Norman Luther Johnson was born in 1838 in Oakland County, Michigan.
In 1850 one Norman Johnson, age 11, and his younger sister (both born in Michigan) were attending school and living with the Joseph Sage family in Farmington, Oakland County.
Norman was married to Michigan native Lydia Lovejoy (b. 1836) on October 20, 1855, in Perry, Shiawassee County, and they had at least four children: Alice, Annie, Wellington and Oscar. (Lydia too had been born in Oakland County.)
Norman stood 5’9” with blue eyes, brown hair and a light complexion, and was 23 years old and possibly living and/or working in Locke, Ingham County when he enlisted in Company G on May 13, 1861. (He may have been related to Amasy Johnson and/or George Johnson both of whom enlisted in Company G.) Norman was badly wounded in the right hand on May 31, 1862, at Fair Oaks, Virginia, after which he was hospitalized, probably in Judiciary Square hospital in Washington, DC. He was discharged on June 29, 1862, at Upton’s Hill, Virginia for a wound of the right hand “the ball passing . . . backwards between the heads of the metacarpal bones of the index and middle fingers, shattering them to an alarming extent -- he is now unable to use this fingers in the least.”
After he was discharged from the army Norman returned to Michigan and in 1862 he applied for and received a pension (no. 10161).
He was living in Michigan when he reentered the service in Company M, Tenth Michigan cavalry on August 20, 1863, at Locke for 3 years, crediting Locke, and was mustered on October 2 at Grand Rapids where the regiment was organized between September 18 and November 18, 1863, when it was mustered into service. It left Michigan for Lexington, Kentucky on December 1, 1863, and participated in numerous operations, mostly in Kentucky and Tennessee throughout the winter of 1863-64. Most of its primary area of operations would eventually be in the vicinity of Strawberry Plains, Tennessee. (He is listed in both Third infantry and Tenth cavalry Regimental histories. )

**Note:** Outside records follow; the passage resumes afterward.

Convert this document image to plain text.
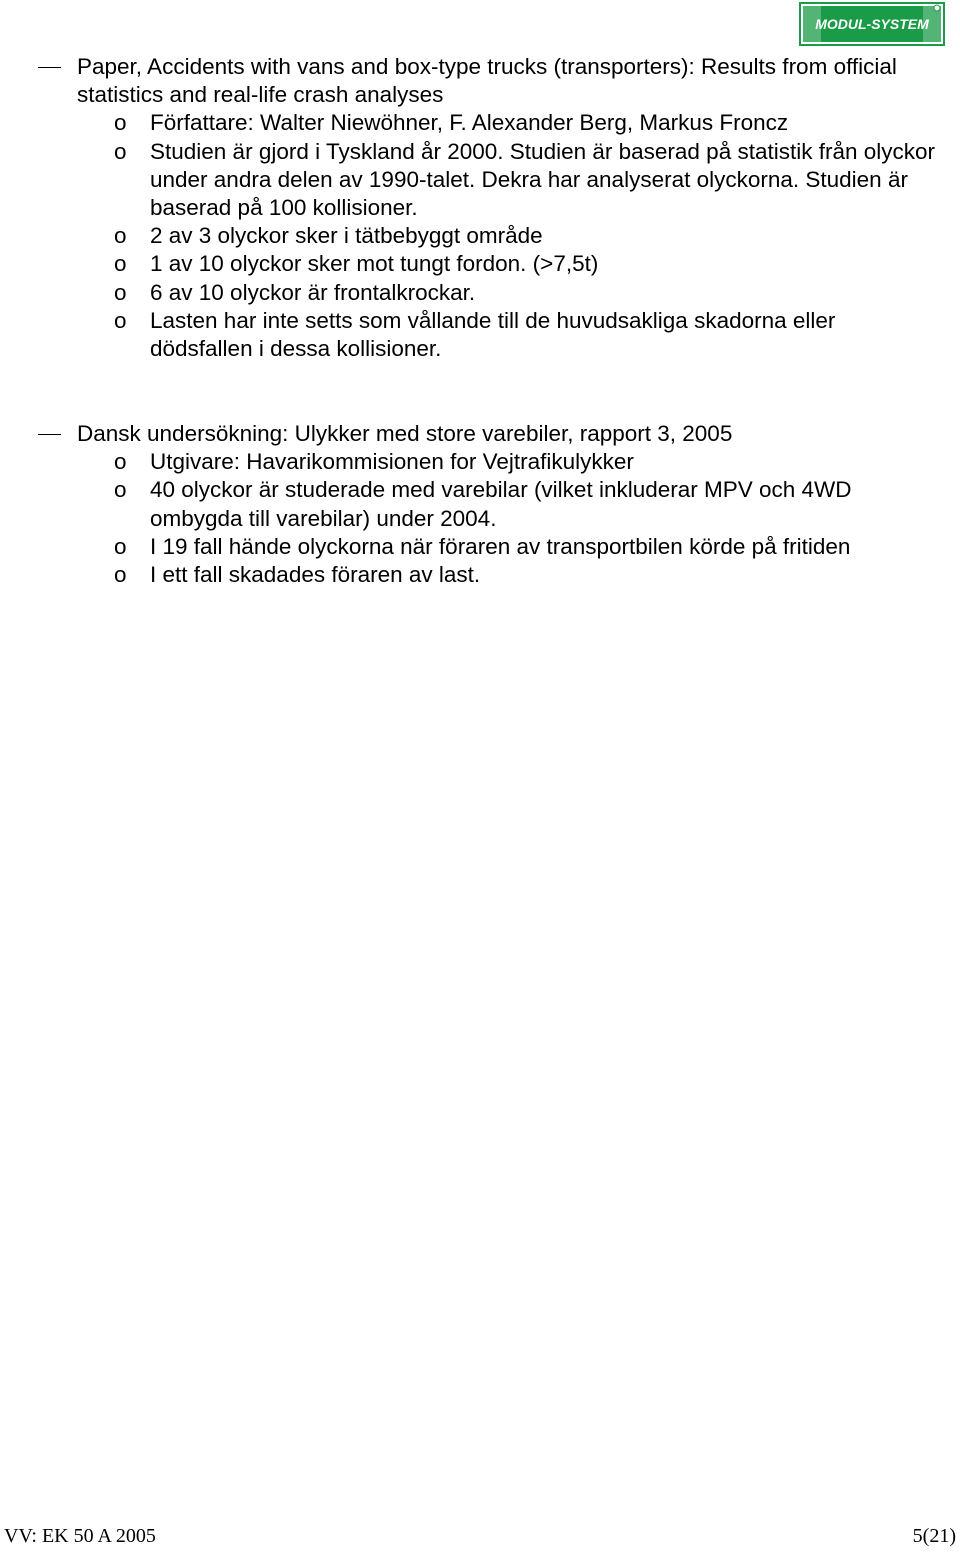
MODUL-SYSTEM
Paper, Accidents with vans and box-type trucks (transporters): Results from official statistics and real-life crash analyses
o Författare: Walter Niewöhner, F. Alexander Berg, Markus Froncz
o Studien är gjord i Tyskland år 2000. Studien är baserad på statistik från olyckor under andra delen av 1990-talet. Dekra har analyserat olyckorna. Studien är baserad på 100 kollisioner.
o 2 av 3 olyckor sker i tätbebyggt område
o 1 av 10 olyckor sker mot tungt fordon. (>7,5t)
o 6 av 10 olyckor är frontalkrockar.
o Lasten har inte setts som vållande till de huvudsakliga skadorna eller dödsfallen i dessa kollisioner.
Dansk undersökning: Ulykker med store varebiler, rapport 3, 2005
o Utgivare: Havarikommisionen for Vejtrafikulykker
o 40 olyckor är studerade med varebilar (vilket inkluderar MPV och 4WD ombygda till varebilar) under 2004.
o I 19 fall hände olyckorna när föraren av transportbilen körde på fritiden
o I ett fall skadades föraren av last.
VV: EK 50 A 2005	5(21)
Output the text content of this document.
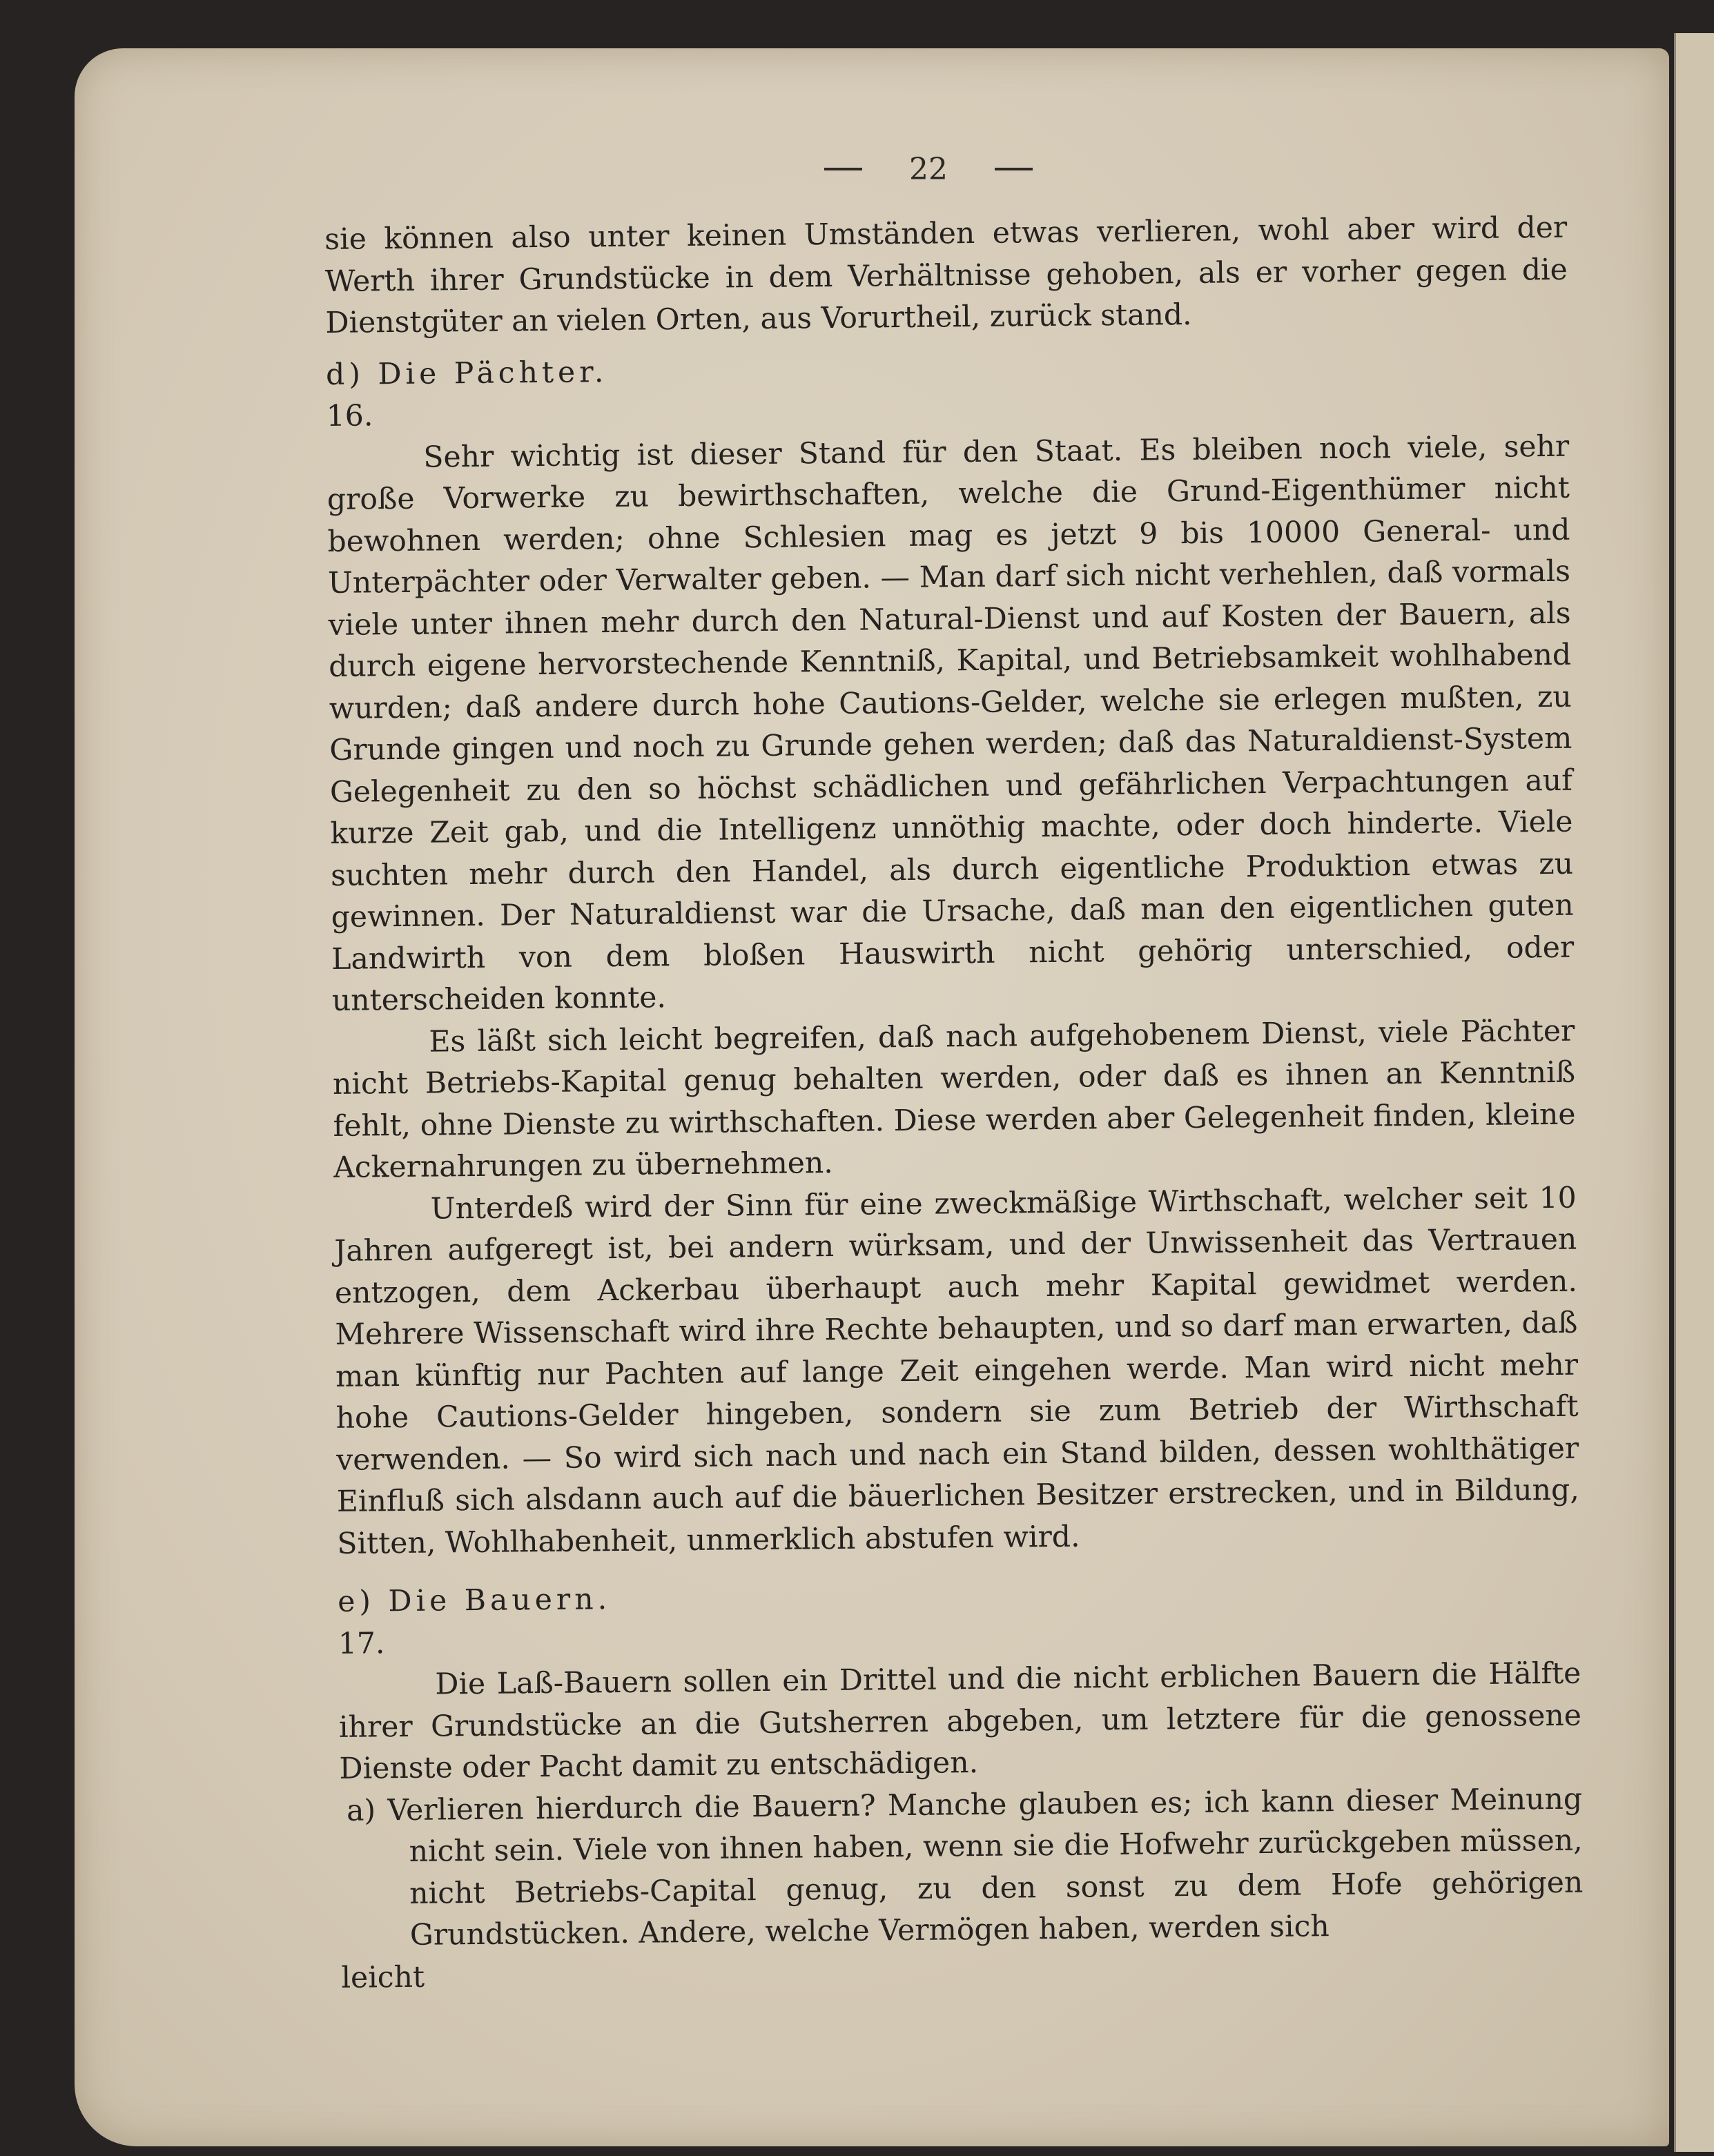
22

sie können also unter keinen Umständen etwas verlieren, wohl aber wird der Werth ihrer Grundstücke in dem Verhältnisse gehoben, als er vorher gegen die Dienstgüter an vielen Orten, aus Vorurtheil, zurück stand.

d) Die Pächter.

16.

Sehr wichtig ist dieser Stand für den Staat. Es bleiben noch viele, sehr große Vorwerke zu bewirthschaften, welche die Grund-Eigenthümer nicht bewohnen werden; ohne Schlesien mag es jetzt 9 bis 10000 General- und Unterpächter oder Verwalter geben. — Man darf sich nicht verhehlen, daß vormals viele unter ihnen mehr durch den Natural-Dienst und auf Kosten der Bauern, als durch eigene hervorstechende Kenntniß, Kapital, und Betriebsamkeit wohlhabend wurden; daß andere durch hohe Cautions-Gelder, welche sie erlegen mußten, zu Grunde gingen und noch zu Grunde gehen werden; daß das Naturaldienst-System Gelegenheit zu den so höchst schädlichen und gefährlichen Verpachtungen auf kurze Zeit gab, und die Intelligenz unnöthig machte, oder doch hinderte. Viele suchten mehr durch den Handel, als durch eigentliche Produktion etwas zu gewinnen. Der Naturaldienst war die Ursache, daß man den eigentlichen guten Landwirth von dem bloßen Hauswirth nicht gehörig unterschied, oder unterscheiden konnte.

Es läßt sich leicht begreifen, daß nach aufgehobenem Dienst, viele Pächter nicht Betriebs-Kapital genug behalten werden, oder daß es ihnen an Kenntniß fehlt, ohne Dienste zu wirthschaften. Diese werden aber Gelegenheit finden, kleine Ackernahrungen zu übernehmen.

Unterdeß wird der Sinn für eine zweckmäßige Wirthschaft, welcher seit 10 Jahren aufgeregt ist, bei andern würksam, und der Unwissenheit das Vertrauen entzogen, dem Ackerbau überhaupt auch mehr Kapital gewidmet werden. Mehrere Wissenschaft wird ihre Rechte behaupten, und so darf man erwarten, daß man künftig nur Pachten auf lange Zeit eingehen werde. Man wird nicht mehr hohe Cautions-Gelder hingeben, sondern sie zum Betrieb der Wirthschaft verwenden. — So wird sich nach und nach ein Stand bilden, dessen wohlthätiger Einfluß sich alsdann auch auf die bäuerlichen Besitzer erstrecken, und in Bildung, Sitten, Wohlhabenheit, unmerklich abstufen wird.

e) Die Bauern.

17.

Die Laß-Bauern sollen ein Drittel und die nicht erblichen Bauern die Hälfte ihrer Grundstücke an die Gutsherren abgeben, um letztere für die genossene Dienste oder Pacht damit zu entschädigen.

a) Verlieren hierdurch die Bauern? Manche glauben es; ich kann dieser Meinung nicht sein. Viele von ihnen haben, wenn sie die Hofwehr zurückgeben müssen, nicht Betriebs-Capital genug, zu den sonst zu dem Hofe gehörigen Grundstücken. Andere, welche Vermögen haben, werden sich

leicht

Norman was taken sick on January 6, 1864, and subsequently hospitalized at Camp Nelson, Kentucky. He was reportedly wounded by a bayonet in the left eye on May 14, 1864, causing the loss of vision in that eye. He was admitted to a hospital in Louisville, Kentucky, on July 7, 1864, suffering from chronic dysentery and remained hospitalized until his discharge on October 18, 1864, at Brown hospital in Louisville, Kentucky, for “aphonia” (loss of voice) and “also loss of sight of left eye occasioned by a bayonet wound.”
He gave Locke as his mailing address on his discharge from the Tenth cavalry, but by 1867 he was working as a farmer in Conway, Livingston County – although he also listed his address as Locke, Ingham County.
Apparently he and Lydia separated – in fact it appears Norman left her and his children and he apparently married a widow named Eliza A. Goff on December 10, 1870 in Reading, Michigan. (Eliza, who had several children from her first marriage, had been living in Fremont, Indiana when married before meeting Norman.) It wasn’t until 1875, however that he and Lydia were divorced, which took place in Howell, Livingston County, she having charged Norman with desertion and neglect. Norman and Eliza eventually settled in Fremont, Indiana where they lived for many years.
It is not known if Norman returned to Michigan after the war.
While on a trip in search of work, Norman died on December 20, 1883 in Chicago.
In 1891 in Indiana his widow Eliza applied for and was granted a widow’s pension (no. 674378).